Originally Posted by
GfK
Well, this thread's taken a twist that I never expected it to! So they're called "Interactive Fiction" now, huh? Makes sense. Even cleaners are called 'domestic operatives' now. Everything has to have a fancy name to make it sound better than it is.
So you reckon a text adventure with a kick-ass parser is very viable? This is most interesting....
The only thing you've got to look out for is that the quality of freeware text adventures (sorry, interactive fiction) is simply phenomenal. "Tangle (Spider and Web)" is a simply outstanding piece of craft with some of the finest puzzle based IF work I have ever seen. And that is one game amongst donzens of top quality stuff.
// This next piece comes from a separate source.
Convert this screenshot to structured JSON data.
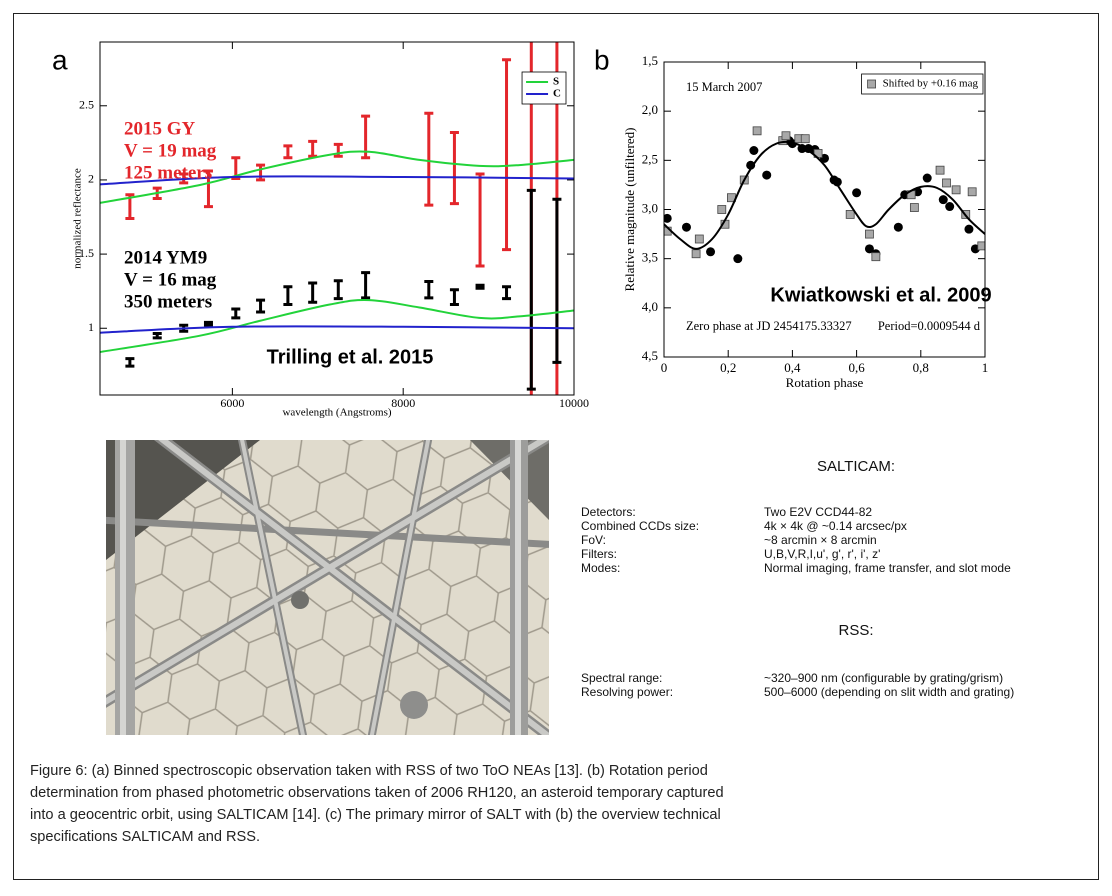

On the other hand the IF community is small and does not promote itself all that well to outsiders so a well produced text-adventure that was properly promoted could into a wider desire for the games that is not being reached.
You need to check out the top-rated stuff on Baf's Guide and peruse Brass Lantern and the interactive-fiction newsgroups to see what is currently considered state of the art.
EDIT: Incidentally the IF community have (with their extensive experiance of natural language parsing) does some pretty funky stuff with Inform 7, one of the standard languages they use, the following sample is how you define an enumerated type and apply it to an object that is also defined.
Code:
Colour is a kind of value. The colours are red, blue and green.
A block is a kind of thing. A block has a colour. A block is usually blue.
Before printing the name of a block: say "[colour] ". Before printing the
plural name of a block: say "[colour] ". Understand the colour property
as describing a block.
Personally, I think that's super neat.